Highlights & Insights¶
- Hierarchical Metadata Design: Unlike previous methods where LLMs directly generate long descriptions, this work reverse-engineers 4D metadata (Scene-Character-Background-Camera) from real videos to provide a ground truth for fine-grained evaluation.
- Conditional Gating VQA: The "Locate → Judge" transition and multiplication gate \(a^c_s\) prevent hallucinatory scoring; this approach is transferable to other multi-round reasoning evaluation tasks.
- Auditor-Evaluator Decoupling: Mimics the film review process (Content Analysis vs. Quality Rating) to eliminate single-agent hallucination/bias and improve the reliability of subjective metrics like HERD.
- Streaming Evaluation: Converts memory-intensive algorithms from EvalCrafter/VBench into streaming formats (multi-scale sampling, streaming CLIP/Optical Flow), enabling support for ultra-long videos.
- Complex Prompt Library: With 248.85 words and 8.70 complexity, this is the most challenging benchmark to date, reflecting the density of constraints in professional video production.
Limitations & Future Work¶
- The sample size of 234 is relatively small and may not cover all extreme edge cases.
- The 6 dimensions of HERD are inherently subjective; discrepancies may exist between GPT-5's generated expectations and actual user expectations.
- Character consistency relies on SAM3 tracking, which may accumulate errors during complex motions, partial occlusions, or long trajectories.

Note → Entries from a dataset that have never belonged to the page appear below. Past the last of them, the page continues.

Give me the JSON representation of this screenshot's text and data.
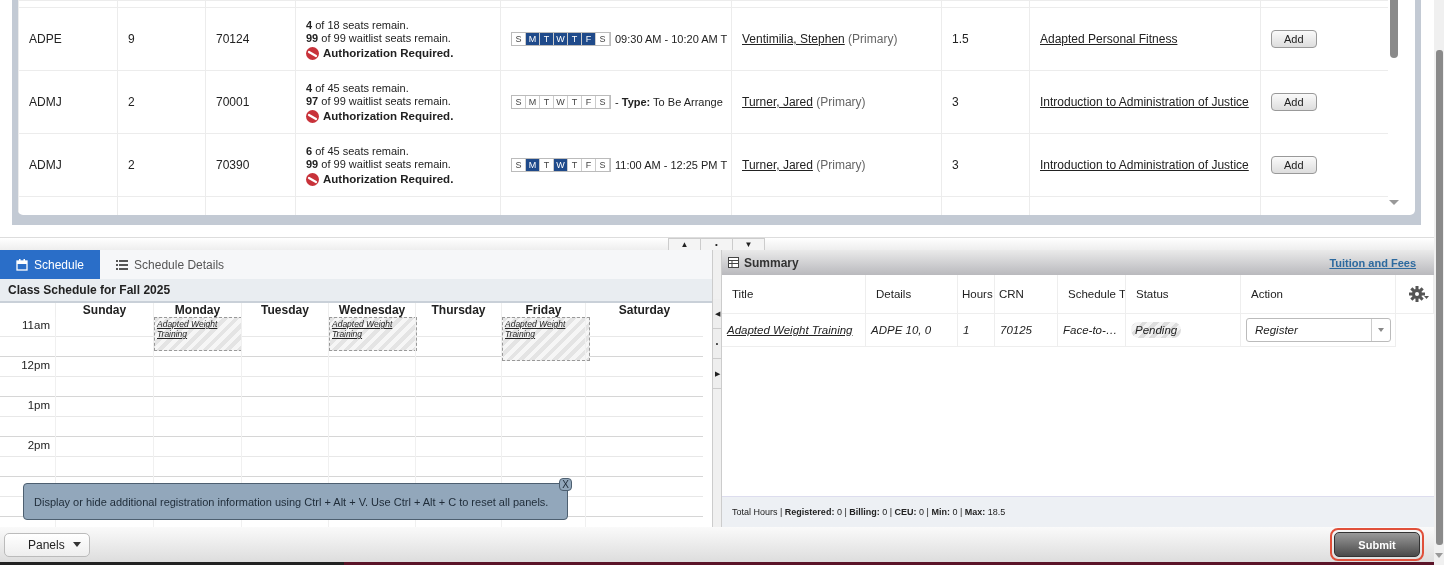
{
  "sections": {
    "rows": [
      {
        "subject": "ADPE",
        "course": "9",
        "crn": "70124",
        "seats": [
          "**4** of 18 seats remain.",
          "**99** of 99 waitlist seats remain."
        ],
        "authorization": "Authorization Required.",
        "days": [
          {
            "label": "S",
            "selected": false
          },
          {
            "label": "M",
            "selected": true
          },
          {
            "label": "T",
            "selected": true
          },
          {
            "label": "W",
            "selected": true
          },
          {
            "label": "T",
            "selected": true
          },
          {
            "label": "F",
            "selected": true
          },
          {
            "label": "S",
            "selected": false
          }
        ],
        "meeting": "09:30 AM - 10:20 AM T",
        "instructor": "Ventimilia, Stephen",
        "role": "(Primary)",
        "hours": "1.5",
        "title": "Adapted Personal Fitness",
        "action": "Add"
      },
      {
        "subject": "ADMJ",
        "course": "2",
        "crn": "70001",
        "seats": [
          "**4** of 45 seats remain.",
          "**97** of 99 waitlist seats remain."
        ],
        "authorization": "Authorization Required.",
        "days": [
          {
            "label": "S",
            "selected": false
          },
          {
            "label": "M",
            "selected": false
          },
          {
            "label": "T",
            "selected": false
          },
          {
            "label": "W",
            "selected": false
          },
          {
            "label": "T",
            "selected": false
          },
          {
            "label": "F",
            "selected": false
          },
          {
            "label": "S",
            "selected": false
          }
        ],
        "meeting": " - **Type:** To Be Arrange",
        "instructor": "Turner, Jared",
        "role": "(Primary)",
        "hours": "3",
        "title": "Introduction to Administration of Justice",
        "action": "Add"
      },
      {
        "subject": "ADMJ",
        "course": "2",
        "crn": "70390",
        "seats": [
          "**6** of 45 seats remain.",
          "**99** of 99 waitlist seats remain."
        ],
        "authorization": "Authorization Required.",
        "days": [
          {
            "label": "S",
            "selected": false
          },
          {
            "label": "M",
            "selected": true
          },
          {
            "label": "T",
            "selected": false
          },
          {
            "label": "W",
            "selected": true
          },
          {
            "label": "T",
            "selected": false
          },
          {
            "label": "F",
            "selected": false
          },
          {
            "label": "S",
            "selected": false
          }
        ],
        "meeting": "11:00 AM - 12:25 PM T",
        "instructor": "Turner, Jared",
        "role": "(Primary)",
        "hours": "3",
        "title": "Introduction to Administration of Justice",
        "action": "Add"
      }
    ]
  },
  "splitter": {
    "buttons": [
      "▲",
      "•",
      "▼"
    ]
  },
  "side_splitter": {
    "buttons": [
      "◀",
      "•",
      "▶"
    ]
  },
  "schedule": {
    "tabs": [
      {
        "label": "Schedule",
        "selected": true,
        "kind": "calendar"
      },
      {
        "label": "Schedule Details",
        "selected": false,
        "kind": "list"
      }
    ],
    "title": "Class Schedule for Fall 2025",
    "days": [
      {
        "name": "Sunday"
      },
      {
        "name": "Monday",
        "events": [
          {
            "title": "Adapted Weight Training",
            "extended": false
          }
        ]
      },
      {
        "name": "Tuesday"
      },
      {
        "name": "Wednesday",
        "events": [
          {
            "title": "Adapted Weight Training",
            "extended": false
          }
        ]
      },
      {
        "name": "Thursday"
      },
      {
        "name": "Friday",
        "events": [
          {
            "title": "Adapted Weight Training",
            "extended": true
          }
        ]
      },
      {
        "name": "Saturday"
      }
    ],
    "times": [
      "11am",
      "12pm",
      "1pm",
      "2pm"
    ],
    "tooltip": {
      "text": "Display or hide additional registration information using Ctrl + Alt + V. Use Ctrl + Alt + C to reset all panels.",
      "close": "X"
    }
  },
  "summary": {
    "title": "Summary",
    "link": "Tuition and Fees",
    "columns": [
      "Title",
      "Details",
      "Hours",
      "CRN",
      "Schedule T",
      "Status",
      "Action"
    ],
    "rows": [
      {
        "title": "Adapted Weight Training",
        "details": "ADPE 10, 0",
        "hours": "1",
        "crn": "70125",
        "schedule_type": "Face-to-…",
        "status": "Pending",
        "action": "Register"
      }
    ],
    "totals": "Total Hours | **Registered:** 0 | **Billing:** 0 | **CEU:** 0 | **Min:** 0 | **Max:** 18.5"
  },
  "footer": {
    "panels_button": "Panels",
    "submit_button": "Submit",
    "submit_highlighted": true
  }
}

- The evaluation pipeline depends on multiple models, making deployment complex and affecting historical comparability when tools are upgraded.
- Future Work: Expand sample size to 500-1000, incorporate real user evaluation to validate HERD, and improve character tracking robustness.
Related Work & Insights¶
- vs. VBench / EvalCrafter: These use simplified prompts for short videos; Ours uses complex multi-scene prompts + hierarchical metadata + fine-grained evaluation.
- vs. VBench 2.0: VBench 2.0 uses complex prompts (125 words) but only 90 samples; Ours uses 249 words × 234 samples across 18 themes, with source-based prompts to reduce hallucination.
- vs. Multi-prompt Methods (Vlogger, StoryAdapter): These decompose long prompts using LLMs; Ours shows that direct input methods currently perform better, as decomposition may lose context.
- Insight: The fine-grained evaluation framework (Conditional VQA) is transferable to 3D generation and image editing; hierarchical metadata serves as a blueprint for systematically building complex prompt benchmarks.
Rating¶
- Novelty: ⭐⭐⭐⭐⭐ First to systematically introduce hierarchical metadata, conditional gating VQA, and HERD for long-form video.
- Experimental Thoroughness: ⭐⭐⭐⭐⭐ Evaluates 17 representative models (both multi-prompt and direct input), exposing common bottlenecks.
- Writing Quality: ⭐⭐⭐⭐⭐ Clear logic, precise methodology, well-organized experiments, and actionable conclusions.
- Value: ⭐⭐⭐⭐⭐ Provides the most comprehensive benchmark for long-form video; guides model improvements; the design logic is highly transferable.